Cabbage contains a lot of vitamins, protein, cellulose, etc ... It is also a kind of delicious food in vegetables, and it is rarely treated with pesticides, and it is rarely infected with insects. It is wrapped layer by layer. It can also be said that cabbage is the most delicious, that is, tearing cabbage by hand. No matter at home or in restaurants, many people will order this dish, which is inexpensive, delicious and crisp!

I feel that hand-torn cabbage tastes better. Most people like it very much. There are two kinds of cabbages, one is organic cabbages and the other is local cabbages. Organic cabbage is soft and blue, while local cabbage is white and a little hard. Both are delicious. Organic cabbage is used more in restaurants, mainly because of its beautiful color! Tastes better.

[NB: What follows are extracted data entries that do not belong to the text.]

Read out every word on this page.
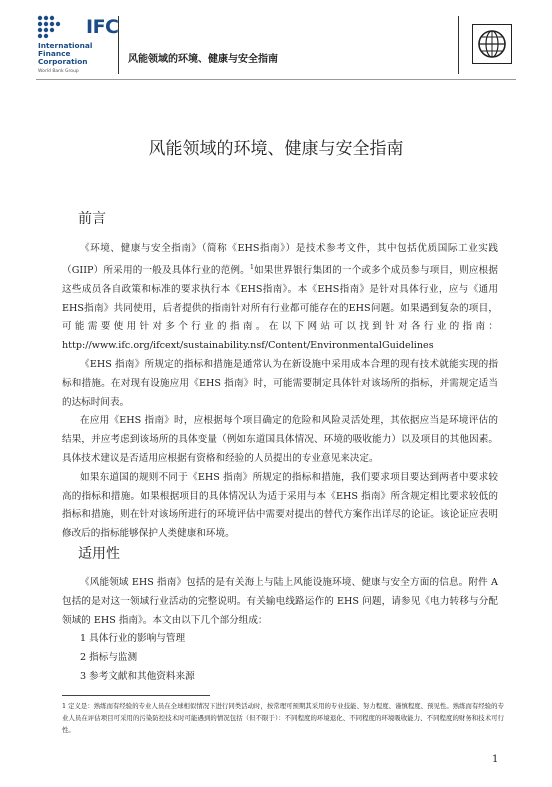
IFC
International
Finance
Corporation
World Bank Group
风能领域的环境、健康与安全指南
风能领域的环境、健康与安全指南
前言

《环境、健康与安全指南》（简称《EHS指南》）是技术参考文件，其中包括优质国际工业实践（GIIP）所采用的一般及具体行业的范例。$^1$如果世界银行集团的一个或多个成员参与项目，则应根据这些成员各自政策和标准的要求执行本《EHS指南》。本《EHS指南》是针对具体行业，应与《通用EHS指南》共同使用，后者提供的指南针对所有行业都可能存在的EHS问题。如果遇到复杂的项目，可能需要使用针对多个行业的指南。在以下网站可以找到针对各行业的指南：http://www.ifc.org/ifcext/sustainability.nsf/Content/EnvironmentalGuidelines

《EHS 指南》所规定的指标和措施是通常认为在新设施中采用成本合理的现有技术就能实现的指标和措施。在对现有设施应用《EHS 指南》时，可能需要制定具体针对该场所的指标，并需规定适当的达标时间表。

在应用《EHS 指南》时，应根据每个项目确定的危险和风险灵活处理，其依据应当是环境评估的结果，并应考虑到该场所的具体变量（例如东道国具体情况、环境的吸收能力）以及项目的其他因素。具体技术建议是否适用应根据有资格和经验的人员提出的专业意见来决定。

如果东道国的规则不同于《EHS 指南》所规定的指标和措施，我们要求项目要达到两者中要求较高的指标和措施。如果根据项目的具体情况认为适于采用与本《EHS 指南》所含规定相比要求较低的指标和措施，则在针对该场所进行的环境评估中需要对提出的替代方案作出详尽的论证。该论证应表明修改后的指标能够保护人类健康和环境。

适用性

《风能领域 EHS 指南》包括的是有关海上与陆上风能设施环境、健康与安全方面的信息。附件 A 包括的是对这一领域行业活动的完整说明。有关输电线路运作的 EHS 问题，请参见《电力转移与分配领域的 EHS 指南》。本文由以下几个部分组成：

1 具体行业的影响与管理
2 指标与监测
3 参考文献和其他资料来源
1 定义是：熟练而有经验的专业人员在全球相似情况下进行同类活动时，按常理可预期其采用的专业技能、努力程度、谨慎程度、预见性。熟练而有经验的专业人员在评估项目可采用的污染防控技术时可能遇到的情况包括（但不限于）：不同程度的环境退化、不同程度的环境吸收能力、不同程度的财务和技术可行性。
1
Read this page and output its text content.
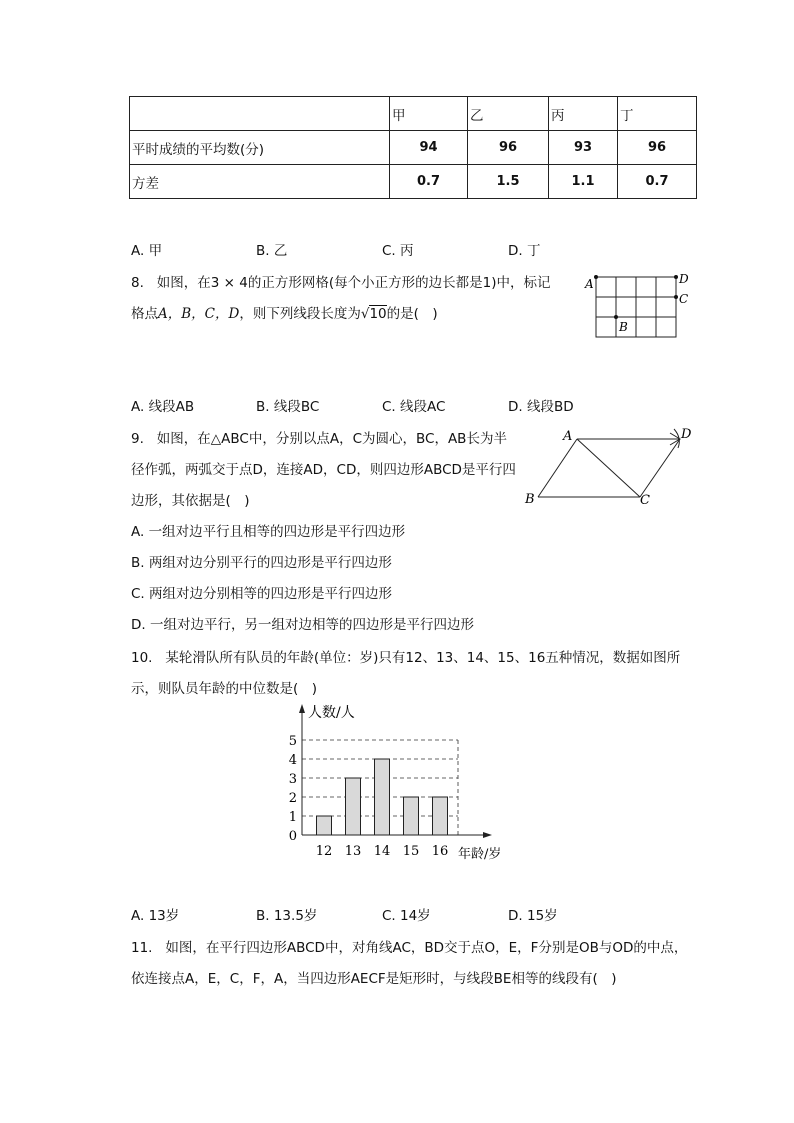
	甲	乙	丙	丁
平时成绩的平均数(分)	94	96	93	96
方差	0.7	1.5	1.1	0.7
A. 甲	B. 乙	C. 丙	D. 丁
8. 如图，在3 × 4的正方形网格(每个小正方形的边长都是1)中，标记
格点A，B，C，D，则下列线段长度为√10的是(　)
A	D
C
B
A. 线段AB	B. 线段BC	C. 线段AC	D. 线段BD
9. 如图，在△ABC中，分别以点A，C为圆心，BC，AB长为半
径作弧，两弧交于点D，连接AD，CD，则四边形ABCD是平行四
边形，其依据是(　)
A	D
B	C
A. 一组对边平行且相等的四边形是平行四边形
B. 两组对边分别平行的四边形是平行四边形
C. 两组对边分别相等的四边形是平行四边形
D. 一组对边平行，另一组对边相等的四边形是平行四边形
10. 某轮滑队所有队员的年龄(单位：岁)只有12、13、14、15、16五种情况，数据如图所
示，则队员年龄的中位数是(　)
0
1
2
3
4
5
12 13 14 15 16
人数/人
年龄/岁
A. 13岁	B. 13.5岁	C. 14岁	D. 15岁
11. 如图，在平行四边形ABCD中，对角线AC，BD交于点O，E，F分别是OB与OD的中点，
依连接点A，E，C，F，A，当四边形AECF是矩形时，与线段BE相等的线段有(　)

There is a trick to remember when frying cabbage:

First of all, you need to prepare dried Chili, mince garlic, use salt, chicken essence, steamed fish and soy sauce, consume oil, sugar, white vinegar and a little pork belly, and tear the cabbage into small pieces by hand.

Practice: put salad oil in a clean pot, stir-fry pork belly in the pot first, then stir-fry dried peppers and garlic, then stir-fry cabbage, add salt, chicken essence, oil consumption, sugar and white vinegar to taste, and stir-fry cabbage until cooked. When cooked, add steamed fish sauce. The most important thing to make this hand-torn cabbage is the taste of steamed fish soy sauce, which is similar to cabbage.